Overall, the likelihood of infection significantly differed between the hospitalization months for the most common pathogens (all P≤0.01), except for coronavirus (P=0.30). For example, rhinovirus was the dominant pathogen in November and April while RSV-A was dominant in all other months. hMPV had a peak in March and April. Figure 1 shows the temporal changes in the likelihood of having each of five most common pathogens by U.S. region. The random-effects models demonstrated significant interactions between regions and hospitalization months with regard to the likelihood of RSV-A and -B infection (both P<0. 001) indicating heterogeneity in the temporal patterns by region. For example, infants in the South region had a peak of RSV-A in December while those in the Northeast and Midwest regions had a peak in February.

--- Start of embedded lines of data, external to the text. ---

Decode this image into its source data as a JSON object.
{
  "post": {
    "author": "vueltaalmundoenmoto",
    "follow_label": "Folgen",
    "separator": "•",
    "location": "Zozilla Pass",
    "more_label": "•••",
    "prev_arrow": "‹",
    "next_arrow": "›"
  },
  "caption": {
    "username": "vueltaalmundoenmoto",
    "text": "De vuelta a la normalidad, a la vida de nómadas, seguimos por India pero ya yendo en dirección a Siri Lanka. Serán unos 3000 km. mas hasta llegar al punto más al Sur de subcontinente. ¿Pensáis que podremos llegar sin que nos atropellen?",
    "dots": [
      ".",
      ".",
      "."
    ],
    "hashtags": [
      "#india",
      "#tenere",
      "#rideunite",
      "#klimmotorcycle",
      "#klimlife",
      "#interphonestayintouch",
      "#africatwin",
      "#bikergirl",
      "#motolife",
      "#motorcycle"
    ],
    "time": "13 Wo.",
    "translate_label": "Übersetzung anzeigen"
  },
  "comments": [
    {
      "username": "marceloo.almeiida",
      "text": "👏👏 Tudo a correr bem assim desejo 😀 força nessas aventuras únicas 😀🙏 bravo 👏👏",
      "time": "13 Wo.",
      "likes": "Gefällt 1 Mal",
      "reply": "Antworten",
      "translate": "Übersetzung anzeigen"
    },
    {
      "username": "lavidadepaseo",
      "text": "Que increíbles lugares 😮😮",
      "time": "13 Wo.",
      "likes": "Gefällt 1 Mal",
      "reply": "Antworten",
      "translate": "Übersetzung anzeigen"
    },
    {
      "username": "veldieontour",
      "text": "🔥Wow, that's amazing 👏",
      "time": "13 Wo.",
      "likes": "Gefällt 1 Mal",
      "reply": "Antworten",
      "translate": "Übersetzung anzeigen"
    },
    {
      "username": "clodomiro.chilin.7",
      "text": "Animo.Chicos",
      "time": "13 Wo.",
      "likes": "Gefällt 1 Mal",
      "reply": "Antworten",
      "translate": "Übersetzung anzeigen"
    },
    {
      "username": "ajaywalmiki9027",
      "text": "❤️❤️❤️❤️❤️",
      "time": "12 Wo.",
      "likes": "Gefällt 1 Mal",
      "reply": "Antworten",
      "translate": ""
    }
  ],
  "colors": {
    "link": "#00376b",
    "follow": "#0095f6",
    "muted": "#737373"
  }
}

Figure 1. Temporal change in the likelihood of having each of five most common pathogens in infants with severe bronchiolitis, by U.S. census region.

Figure 1.

Figure 1.

A) Respiratory syncytial virus (RSV)-A, B) RSV-B, C) rhinovirus, D) coronavirus, E) adenovirus, and F) human metapneumovirus (hMPV). Overall, there were significant differences in the likelihood between hospitalization months in RSV-A, RSV-B, rhinovirus, adenovirus, and hMPV (P≤0.01) while there was no significant difference in coronavirus (P=0.30). The random-effects models demonstrated significant interactions between regions and hospitalization months with regard to the likelihood of RSV-A and -B (both P<0.001) and coronavirus infection (P=0.02). By contrast, there was no significant interaction on the likelihood of rhinovirus, adenovirus, or hMPV infection (all P≥0.05).

DISCUSSION

In this analysis based on two multi-center, multi-year prospective cohorts of U.S. infants with severe bronchiolitis, the five most common pathogens – RSV, rhinovirus, coronavirus, adenovirus, and hMPV – accounted for >90% of cases. Our data demonstrated that these viruses (except for coronavirus) had different temporal patterns and that there is a regional heterogeneity in the temporal pattern in RSV-A and -B infection. In agreement with our finding, the National Respiratory and Enteric Virus Surveillance System (NREVSS) – a passive laboratory surveillance system – reported that the overall incidence of RSV infection varies across U.S. regions and seasons in the general population.5 While it did not specifically evaluate children with bronchiolitis or RSV subtypes, it reported that the onset of RSV season is earlier in the South compared with the Midwest region. As for the non-RSV pathogens, another surveillance effort in three U.S. counties (Cincinnati OH, Nashville TN, and Rochester NY) – the New Vaccine Surveillance Network – reported that, in children (<5 years of age) with ARI, the peak of rhinovirus infection was non-winter seasons (e.g., fall, spring).7,8 NREVSS also reported the temporal patterns in coronavirus,3 adenovirus,4 and hMPV6 in the general populations. Our geographically-diverse, multi-center data – with comprehensive respiratory pathogen characterization – corroborate these earlier reports and extend them by demonstrating, for the first time, different regional and temporal patterns for the common respiratory pathogens, including non-RSV pathogens, in infants with severe bronchiolitis.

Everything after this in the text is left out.